Three-dimensional molecular models are modules made of plastic, for example, and connected to one another. Such modules can be made as hemispheres, cut-off spheres or polyhedrons. Each module represents an atom. The radius of a hemisphere represents the Van der waals atomic radius, while the distance from the center of the sphere to the cut-off plane is the covalent atomic radius. Connecting members of modules represent interatomic bonds while the angles between their geometric axes are valency angles. Conformal displacement of atoms is represented by turning individual modules or whole sets about connecting members.
Known in the art is a three-dimensional molecular model comprising hollow plastic modules made as hemispheres, cut-off spheres or polyhedrons. Each module is provided with one or several openings to fit conical elements of connecting members (cf., for example, U.S. Pat. No. 3,170,246 C1. 35-18, 1965).
Also known in the art is a three-dimensional molecular model comprising plastic modules each representing one atom of a molecular structure. Modules are joined together by connecting members fitted into sockets of the modules. Plastic modules designed to represent atoms of cyclic compounds are made as regular polyhedrons whose faces are adjacent so that the model has one common apex (cf., for example, advertising booklet of the Ealing Corporation, South Natick, Mass., CPK Precision Molecular Models, 1980, pp. 27 and 30).

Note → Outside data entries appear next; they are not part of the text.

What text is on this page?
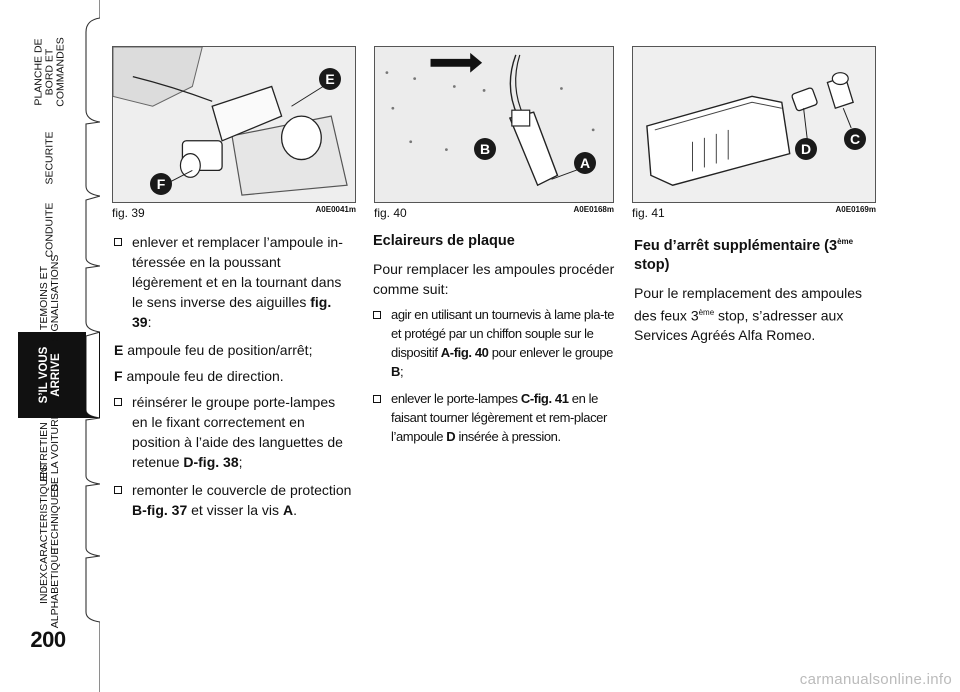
PLANCHE DE
BORD ET
COMMANDES
SECURITE
CONDUITE
TEMOINS ET
SIGNALISATIONS
S’IL VOUS
ARRIVE
ENTRETIEN
DE LA VOITURE
CARACTERISTIQUES
TECHNIQUES
INDEX
ALPHABETIQUE
200
E
F
fig. 39	A0E0041m
A
B
fig. 40	A0E0168m
D
C
fig. 41	A0E0169m
enlever et remplacer l’ampoule in-téressée en la poussant légèrement et en la tournant dans le sens inverse des aiguilles fig. 39:

E ampoule feu de position/arrêt;

F ampoule feu de direction.

réinsérer le groupe porte-lampes en le fixant correctement en position à l’aide des languettes de retenue D-fig. 38;
remonter le couvercle de protection B-fig. 37 et visser la vis A.
Eclaireurs de plaque

Pour remplacer les ampoules procéder comme suit:

agir en utilisant un tournevis à lame pla-te et protégé par un chiffon souple sur le dispositif A-fig. 40 pour enlever le groupe B;
enlever le porte-lampes C-fig. 41 en le faisant tourner légèrement et rem-placer l’ampoule D insérée à pression.
Feu d’arrêt supplémentaire (3ème stop)

Pour le remplacement des ampoules des feux 3ème stop, s’adresser aux Services Agréés Alfa Romeo.

carmanualsonline.info
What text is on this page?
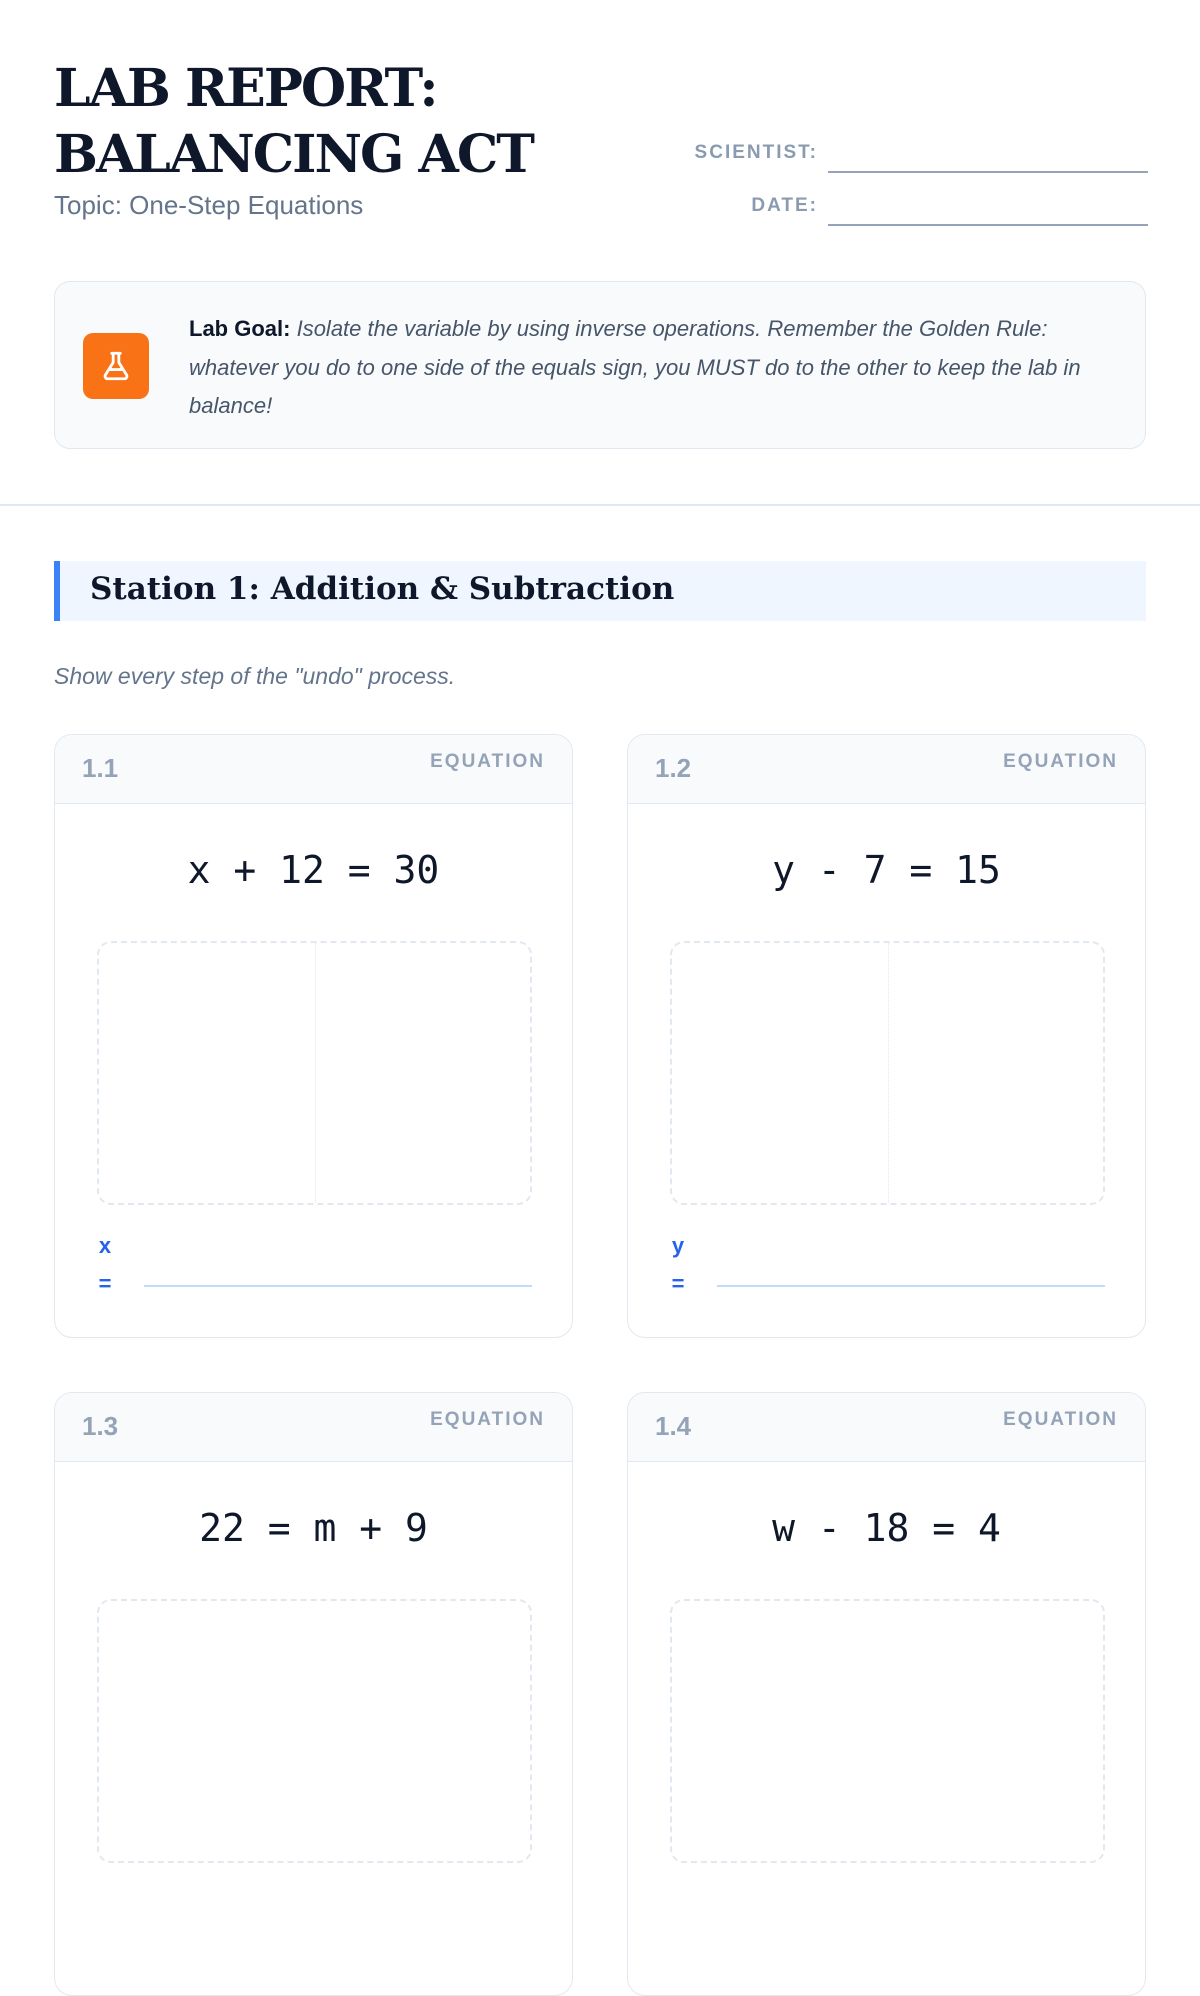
LAB REPORT:
BALANCING ACT
Topic: One-Step Equations
SCIENTIST:
DATE:
Lab Goal: Isolate the variable by using inverse operations. Remember the Golden Rule: whatever you do to one side of the equals sign, you MUST do to the other to keep the lab in balance!
Station 1: Addition & Subtraction
Show every step of the "undo" process.
1.1	EQUATION
x + 12 = 30
x
=
1.2	EQUATION
y - 7 = 15
y
=
1.3	EQUATION
22 = m + 9
1.4	EQUATION
w - 18 = 4
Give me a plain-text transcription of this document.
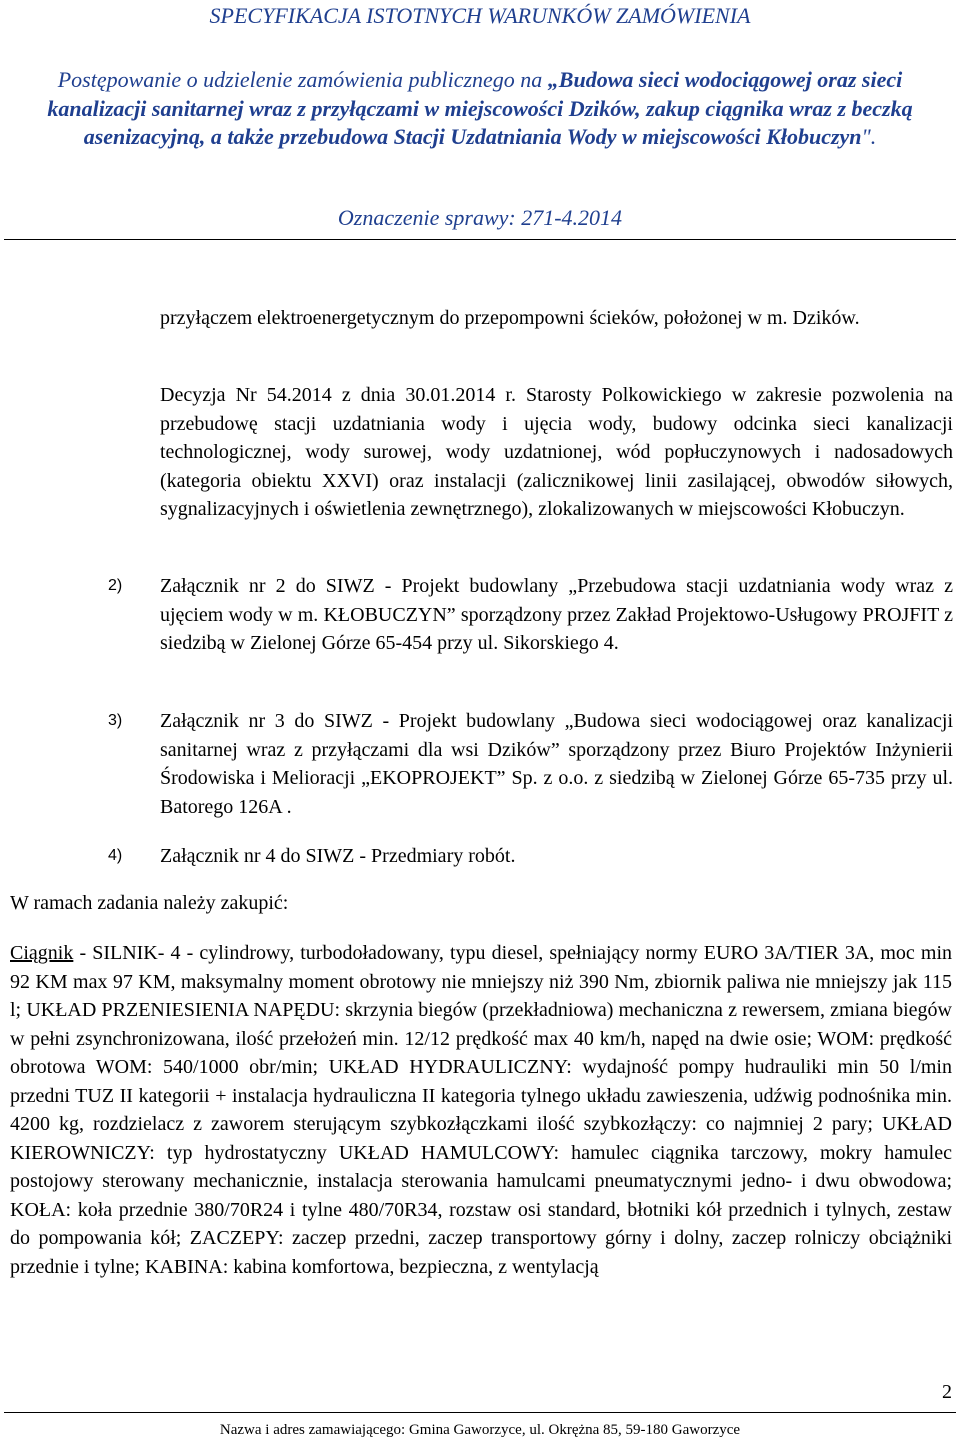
SPECYFIKACJA ISTOTNYCH WARUNKÓW ZAMÓWIENIA
Postępowanie o udzielenie zamówienia publicznego na „Budowa sieci wodociągowej oraz sieci kanalizacji sanitarnej wraz z przyłączami w miejscowości Dzików, zakup ciągnika wraz z beczką asenizacyjną, a także przebudowa Stacji Uzdatniania Wody w miejscowości Kłobuczyn".
Oznaczenie sprawy: 271-4.2014
przyłączem elektroenergetycznym do przepompowni ścieków, położonej w m. Dzików.
Decyzja Nr 54.2014 z dnia 30.01.2014 r. Starosty Polkowickiego w zakresie pozwolenia na przebudowę stacji uzdatniania wody i ujęcia wody, budowy odcinka sieci kanalizacji technologicznej, wody surowej, wody uzdatnionej, wód popłuczynowych i nadosadowych (kategoria obiektu XXVI) oraz instalacji (zalicznikowej linii zasilającej, obwodów siłowych, sygnalizacyjnych i oświetlenia zewnętrznego), zlokalizowanych w miejscowości Kłobuczyn.
2)	Załącznik nr 2 do SIWZ - Projekt budowlany „Przebudowa stacji uzdatniania wody wraz z ujęciem wody w m. KŁOBUCZYN” sporządzony przez Zakład Projektowo-Usługowy PROJFIT z siedzibą w Zielonej Górze 65-454 przy ul. Sikorskiego 4.
3)	Załącznik nr 3 do SIWZ - Projekt budowlany „Budowa sieci wodociągowej oraz kanalizacji sanitarnej wraz z przyłączami dla wsi Dzików” sporządzony przez Biuro Projektów Inżynierii Środowiska i Melioracji „EKOPROJEKT” Sp. z o.o. z siedzibą w Zielonej Górze 65-735 przy ul. Batorego 126A .
4)	Załącznik nr 4 do SIWZ - Przedmiary robót.
W ramach zadania należy zakupić:
Ciągnik - SILNIK- 4 - cylindrowy, turbodoładowany, typu diesel, spełniający normy EURO 3A/TIER 3A, moc min 92 KM max 97 KM, maksymalny moment obrotowy nie mniejszy niż 390 Nm, zbiornik paliwa nie mniejszy jak 115 l; UKŁAD PRZENIESIENIA NAPĘDU: skrzynia biegów (przekładniowa) mechaniczna z rewersem, zmiana biegów w pełni zsynchronizowana, ilość przełożeń min. 12/12 prędkość max 40 km/h, napęd na dwie osie; WOM: prędkość obrotowa WOM: 540/1000 obr/min; UKŁAD HYDRAULICZNY: wydajność pompy hudrauliki min 50 l/min przedni TUZ II kategorii + instalacja hydrauliczna II kategoria tylnego układu zawieszenia, udźwig podnośnika min. 4200 kg, rozdzielacz z zaworem sterującym szybkozłączkami ilość szybkozłączy: co najmniej 2 pary; UKŁAD KIEROWNICZY: typ hydrostatyczny UKŁAD HAMULCOWY: hamulec ciągnika tarczowy, mokry hamulec postojowy sterowany mechanicznie, instalacja sterowania hamulcami pneumatycznymi jedno- i dwu obwodowa; KOŁA: koła przednie 380/70R24 i tylne 480/70R34, rozstaw osi standard, błotniki kół przednich i tylnych, zestaw do pompowania kół; ZACZEPY: zaczep przedni, zaczep transportowy górny i dolny, zaczep rolniczy obciążniki przednie i tylne; KABINA: kabina komfortowa, bezpieczna, z wentylacją
2
Nazwa i adres zamawiającego: Gmina Gaworzyce, ul. Okrężna 85, 59-180 Gaworzyce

The above known three-dimensional molecular models are deficient in that they can represent only planar cyclic compounds. This is conditioned by the fact that, when models of cyclic compounds are put together, the centers of modules are located in one plane, which can be conditionally referred to as the cycle plane, and the sum of the angles formed by adjoining faces of the polyhedrons is equal to or less than 360.degree., so that a single atom or several atoms cannot be brought out of the cycle plane.